I was wondering after seeing the OpenAI announcement of Sora that perhaps this is the beginning of The Social Media Apocalypse. And maybe that is a good thing. Hear me out.

The influx of AI generated content onto these platforms will most likely negatively impact the human need for social recognition or validation. A fitness influencer with perfect abs which doesn't exist giving you the nutritional info on your macros post workout. The make-up tutorials, travel vloggers. Of course a big part of social media is simply filling the empty boredom space and this in itself is problematic. But for those people who desperately want to be content creators, the door is slowing starting to close.

There is no doubt that AI content will produce spectacular block buster content with a human touch still needed but the essence of what Apple is speaking of here, the struggle, the rinse and repeat improvement and focus on simplifying the creative endeavour will surely be lost. Unless that is we find a way to co-exist but I'm not so sure this ground swell can be stopped.

One thing is for certain humans adapt and will most definitely do will with AI. The question becomes how will we adapt and where will our focus shift to next?

There will always be something...

What is amazing to me is that even after 20 odd years of programming I still get disappointed when things don't work first time round. And hearing David Eriksson from Teenage Engineering talk about the fact that there is always something you didn't account for really does drive it home. And arguable hardware is way harder than software as it's less malleable.

There will always be something that doesn't work.

In a way then Google's approach here makes sense i.e. ship often - ship early as they did with Gmail. The product was in Beta for years. But by doing so you minimise the amount of things that will always be there at launch to fix.

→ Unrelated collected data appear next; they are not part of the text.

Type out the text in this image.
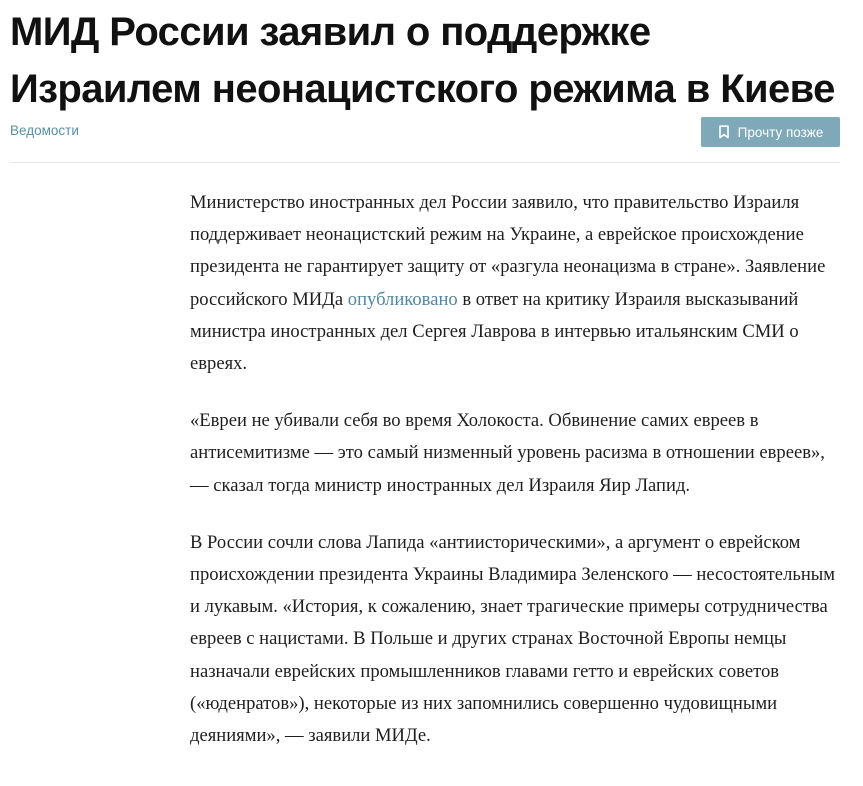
МИД России заявил о поддержке Израилем неонацистского режима в Киеве
Ведомости	Прочту позже

Министерство иностранных дел России заявило, что правительство Израиля поддерживает неонацистский режим на Украине, а еврейское происхождение президента не гарантирует защиту от «разгула неонацизма в стране». Заявление российского МИДа опубликовано в ответ на критику Израиля высказываний министра иностранных дел Сергея Лаврова в интервью итальянским СМИ о евреях.

«Евреи не убивали себя во время Холокоста. Обвинение самих евреев в антисемитизме — это самый низменный уровень расизма в отношении евреев», — сказал тогда министр иностранных дел Израиля Яир Лапид.

В России сочли слова Лапида «антиисторическими», а аргумент о еврейском происхождении президента Украины Владимира Зеленского — несостоятельным и лукавым. «История, к сожалению, знает трагические примеры сотрудничества евреев с нацистами. В Польше и других странах Восточной Европы немцы назначали еврейских промышленников главами гетто и еврейских советов («юденратов»), некоторые из них запомнились совершенно чудовищными деяниями», — заявили МИДе.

But from a creator perspective and not from a business perspective, to let the perfection go is the really hard part. It's an ego deflater. Even after 20 years. Is it because we compare ourselves to the wrong peers, object, ideas? Who knows but I'm a bit tired of this feeling and will try to view the work in a more objective way to ease the post launch suffering.

Graaffs Pool

Working on a side project I wrote this short description for a gallery entry after looking for an image which led me down a rabbit hole of Cape Town's rich history of tidal pools.

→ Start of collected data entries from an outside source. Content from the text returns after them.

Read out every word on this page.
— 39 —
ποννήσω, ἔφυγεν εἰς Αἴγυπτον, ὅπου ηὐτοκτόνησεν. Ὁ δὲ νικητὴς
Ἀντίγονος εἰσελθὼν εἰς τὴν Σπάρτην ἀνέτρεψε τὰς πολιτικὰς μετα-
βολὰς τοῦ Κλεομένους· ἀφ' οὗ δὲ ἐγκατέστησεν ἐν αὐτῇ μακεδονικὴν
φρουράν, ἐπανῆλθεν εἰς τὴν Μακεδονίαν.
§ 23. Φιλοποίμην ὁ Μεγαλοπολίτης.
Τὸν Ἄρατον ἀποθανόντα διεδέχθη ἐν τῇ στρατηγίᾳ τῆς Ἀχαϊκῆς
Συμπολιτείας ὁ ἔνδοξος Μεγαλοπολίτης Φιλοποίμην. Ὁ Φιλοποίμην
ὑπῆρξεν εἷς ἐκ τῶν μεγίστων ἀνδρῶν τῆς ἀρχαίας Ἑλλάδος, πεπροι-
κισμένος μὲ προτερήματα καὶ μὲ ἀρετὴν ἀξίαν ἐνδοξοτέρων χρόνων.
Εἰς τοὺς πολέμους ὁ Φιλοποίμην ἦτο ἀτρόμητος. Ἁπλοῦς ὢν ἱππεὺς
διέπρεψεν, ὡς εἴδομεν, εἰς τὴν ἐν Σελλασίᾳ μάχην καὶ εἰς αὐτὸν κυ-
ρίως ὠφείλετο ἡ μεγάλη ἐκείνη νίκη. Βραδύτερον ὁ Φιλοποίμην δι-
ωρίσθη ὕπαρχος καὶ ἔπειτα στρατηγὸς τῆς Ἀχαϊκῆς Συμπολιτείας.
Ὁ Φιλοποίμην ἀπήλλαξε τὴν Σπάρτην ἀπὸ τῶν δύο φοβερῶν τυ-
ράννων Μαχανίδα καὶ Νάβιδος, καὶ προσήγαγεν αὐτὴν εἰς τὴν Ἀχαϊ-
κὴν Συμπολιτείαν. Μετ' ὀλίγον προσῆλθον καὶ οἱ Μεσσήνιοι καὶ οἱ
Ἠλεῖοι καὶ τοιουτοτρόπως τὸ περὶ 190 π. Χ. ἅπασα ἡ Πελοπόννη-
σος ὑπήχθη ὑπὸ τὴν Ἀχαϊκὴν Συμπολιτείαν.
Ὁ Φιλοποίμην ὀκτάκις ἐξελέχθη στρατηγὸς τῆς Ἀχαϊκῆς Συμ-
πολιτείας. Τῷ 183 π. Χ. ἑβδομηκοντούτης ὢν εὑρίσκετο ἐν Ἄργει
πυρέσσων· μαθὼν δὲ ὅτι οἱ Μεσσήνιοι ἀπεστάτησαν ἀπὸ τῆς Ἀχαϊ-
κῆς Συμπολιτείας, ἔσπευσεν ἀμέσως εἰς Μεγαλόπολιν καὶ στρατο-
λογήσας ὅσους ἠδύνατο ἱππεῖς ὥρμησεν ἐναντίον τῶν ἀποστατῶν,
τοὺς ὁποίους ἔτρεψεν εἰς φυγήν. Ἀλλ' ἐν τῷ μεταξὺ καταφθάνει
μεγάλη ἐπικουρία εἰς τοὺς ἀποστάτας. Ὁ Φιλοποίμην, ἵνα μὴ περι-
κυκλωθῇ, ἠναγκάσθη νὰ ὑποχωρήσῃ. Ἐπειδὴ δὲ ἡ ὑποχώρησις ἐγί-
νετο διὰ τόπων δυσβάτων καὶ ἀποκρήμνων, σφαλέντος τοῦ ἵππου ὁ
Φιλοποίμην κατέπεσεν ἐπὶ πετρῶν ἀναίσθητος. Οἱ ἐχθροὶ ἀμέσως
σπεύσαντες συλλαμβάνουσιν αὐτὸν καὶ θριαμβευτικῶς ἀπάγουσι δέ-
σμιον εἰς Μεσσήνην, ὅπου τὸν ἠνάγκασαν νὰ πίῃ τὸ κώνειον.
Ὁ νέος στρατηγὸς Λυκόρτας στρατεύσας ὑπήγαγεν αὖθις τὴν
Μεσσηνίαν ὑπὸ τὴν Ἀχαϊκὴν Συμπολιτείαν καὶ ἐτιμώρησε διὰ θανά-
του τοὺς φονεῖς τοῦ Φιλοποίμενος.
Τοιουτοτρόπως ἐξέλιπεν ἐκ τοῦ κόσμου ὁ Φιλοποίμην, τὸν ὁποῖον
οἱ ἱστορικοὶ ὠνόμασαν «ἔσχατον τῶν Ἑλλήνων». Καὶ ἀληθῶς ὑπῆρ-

"A tidal pool with a colourful history including a tunnel, male only nude bathing and an old lady in a wheel chair. Today there isn't much left but the remains enlightens the digital nomads for a great sunset selfie."

www.capetownweather.co.za/attractions/tidal-pools/

Cape Town Weather Update v1

We've successfully updated Cape Town Weather to integrate live data from Isivuno our Data Mining Hub. The Cable Way opening status and weather conditions are now added to the site and updated multiple times a day.

www.capetownweather.co.za

Reimagining Farming

I've always been fascinated by farming and technology. How can tech and automation be used to avoid hard and poor working conditions? Let's face it working on farms is less than ideal even though in the current times it is a necessity for some financially and also for the masses who need fresh food on the table.

Re-imagining the future where technology aids farming from the energy it requires to the harvesting of the end product, is an ideal example of making tech work for us.